Guido Bertolaso, nel dicembre 2010, aveva chiesto un risarcimento di 120 mila euro – a Marco Travaglio, al direttore Antonio Padellaro e all’Editoriale Il Fatto Spa – perché l’articolo intitolato Bertolao Meravigliao era “gravemente offensivo”.
Il 1 º febbraio il Tribunale di Roma, con la sentenza firmata da Eugenia Serrao, lo condanna a risarcire Travaglio, Padellaro e il Fatto «per 6 mila euro in favore di tutti i convenuti» e al «pagamento delle spese processuali per 5 mi-la euro». In gergo si chiama “lite temeraria”: Bertolaso, in sintesi, non poteva ignorare di avere torto. Eppure ha intentato una causa – con tutto l’impiego di tempo e il denaro pubblico conseguente – che doveva sapere di perdere.
L’articolo firmato da Travaglio riguarda l’inchiesta sugli appalti del G 8 e la cricca – a partire dal provveditore per i lavori pubblici Angelo Balducci e dall’imprenditore Diego Anemone – che li pilotava. In quei giorni la cronaca giudiziaria raccontava degli incontri che Bertolaso intratteneva, nel centro Sport Salaria Village, con una massaggiatrice procurata, secondo l’accusa, dagli uomini della cricca. Bertolaso è attualmente sotto processo a Roma e nel 2010 cita in giudizio Travaglio, Padellaro e Il Fatto – difesi dall’avvocato Katia Malavenda – per diffamazione: l’articolo in questione, secondo l’ex capo della Protezione civile, era «idoneo a prospettare al lettore il convincimento che fosse un soggetto assolutamente immorale. Si afferma falsamente che abbia frequentato donne dedite al meretricio e avrebbe ottenuto vantaggi indebiti; si afferma che le suddette circostanze risulterebbero da intercettazioni telefoniche; tutto sarebbe stato organizzato da imprenditori con finalità in evidente contrapposizione con i principi di trasparenza e di imparzialità della pubblica amministrazione». Insomma: l’articolo afferma il falso.
In realtà, a giudicare dalla sentenza, è Bertolaso che dovrebbe prestare più attenzione a ciò che scrive: «La conoscenza del contenuto delle intercettazioni, menzionate nell’ordinanza di custodia cautelare, evidenzia la temerarietà della lite proposta in questa sede». Travaglio non ha diffamato, né scritto il falso, e la sentenza commenta alcuni passaggi del brano incriminato: «La locuzione ‘ Emergenza bikini ‘ allude in termini privi di volgarità al contenuto di una intercettazione in cui Simone Rossetti si assicurava che la donna da mettere a disposizione di Guido Bertolaso indossasse determinata biancheria.
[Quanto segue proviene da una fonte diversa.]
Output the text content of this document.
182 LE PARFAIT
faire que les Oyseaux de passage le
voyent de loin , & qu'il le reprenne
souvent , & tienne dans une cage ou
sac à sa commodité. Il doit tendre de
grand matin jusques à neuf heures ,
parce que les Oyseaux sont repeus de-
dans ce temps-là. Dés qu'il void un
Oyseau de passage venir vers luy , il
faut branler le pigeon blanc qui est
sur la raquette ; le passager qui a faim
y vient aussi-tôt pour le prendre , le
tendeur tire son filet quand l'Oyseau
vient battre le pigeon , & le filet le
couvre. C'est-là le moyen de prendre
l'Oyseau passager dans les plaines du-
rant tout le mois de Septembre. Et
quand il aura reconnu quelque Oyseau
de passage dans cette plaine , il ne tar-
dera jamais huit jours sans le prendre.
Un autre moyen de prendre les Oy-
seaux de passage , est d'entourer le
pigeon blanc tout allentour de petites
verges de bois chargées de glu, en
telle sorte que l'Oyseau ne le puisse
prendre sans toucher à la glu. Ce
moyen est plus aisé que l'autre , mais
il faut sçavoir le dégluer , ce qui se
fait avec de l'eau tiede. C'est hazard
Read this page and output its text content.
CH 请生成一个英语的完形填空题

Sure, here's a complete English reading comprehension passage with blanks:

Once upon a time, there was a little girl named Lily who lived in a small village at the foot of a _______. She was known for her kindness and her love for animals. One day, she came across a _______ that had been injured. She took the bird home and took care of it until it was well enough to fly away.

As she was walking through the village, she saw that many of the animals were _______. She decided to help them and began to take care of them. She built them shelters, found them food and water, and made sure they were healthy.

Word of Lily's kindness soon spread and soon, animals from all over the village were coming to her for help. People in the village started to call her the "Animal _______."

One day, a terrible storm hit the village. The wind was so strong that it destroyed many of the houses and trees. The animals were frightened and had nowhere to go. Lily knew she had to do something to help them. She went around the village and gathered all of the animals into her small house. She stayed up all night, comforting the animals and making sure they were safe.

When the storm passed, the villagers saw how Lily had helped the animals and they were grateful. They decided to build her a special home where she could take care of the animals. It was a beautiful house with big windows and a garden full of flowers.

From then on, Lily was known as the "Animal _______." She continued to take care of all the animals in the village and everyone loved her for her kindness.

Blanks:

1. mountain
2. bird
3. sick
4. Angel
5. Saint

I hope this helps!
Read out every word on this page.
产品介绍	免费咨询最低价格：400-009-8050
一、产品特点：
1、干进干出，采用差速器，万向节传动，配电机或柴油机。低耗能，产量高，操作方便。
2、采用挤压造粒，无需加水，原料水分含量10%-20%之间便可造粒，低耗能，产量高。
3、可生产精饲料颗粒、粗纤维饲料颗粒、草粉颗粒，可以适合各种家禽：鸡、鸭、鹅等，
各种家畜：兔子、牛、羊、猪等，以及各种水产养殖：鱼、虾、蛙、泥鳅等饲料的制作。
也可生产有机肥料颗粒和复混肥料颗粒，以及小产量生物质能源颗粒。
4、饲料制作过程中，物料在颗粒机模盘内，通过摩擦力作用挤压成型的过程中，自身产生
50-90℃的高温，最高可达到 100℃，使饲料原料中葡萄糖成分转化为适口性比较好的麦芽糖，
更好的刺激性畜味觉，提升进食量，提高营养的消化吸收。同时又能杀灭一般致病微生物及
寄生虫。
L’espressione ‘ Squadra della prostituzione civile spa ‘ rappresenta un gioco di parole per ironizzare sulle prestazioni di tipo sessuale nelle quali, secondo l’accusa, si erano sostanziati i vantaggi offerti al Capo della Protezione civile. La storpiatura del nome in ‘ Bertolao Meravigliao’ allude chiaramente al fatto che l’incarico di scegliere le ragazze fosse stato dato da tale Regina De Fatima Profeta, che in passato aveva partecipato a una trasmissione televisiva in cui si ballava e cantava una canzone dal titolo Cacao Meravigliao».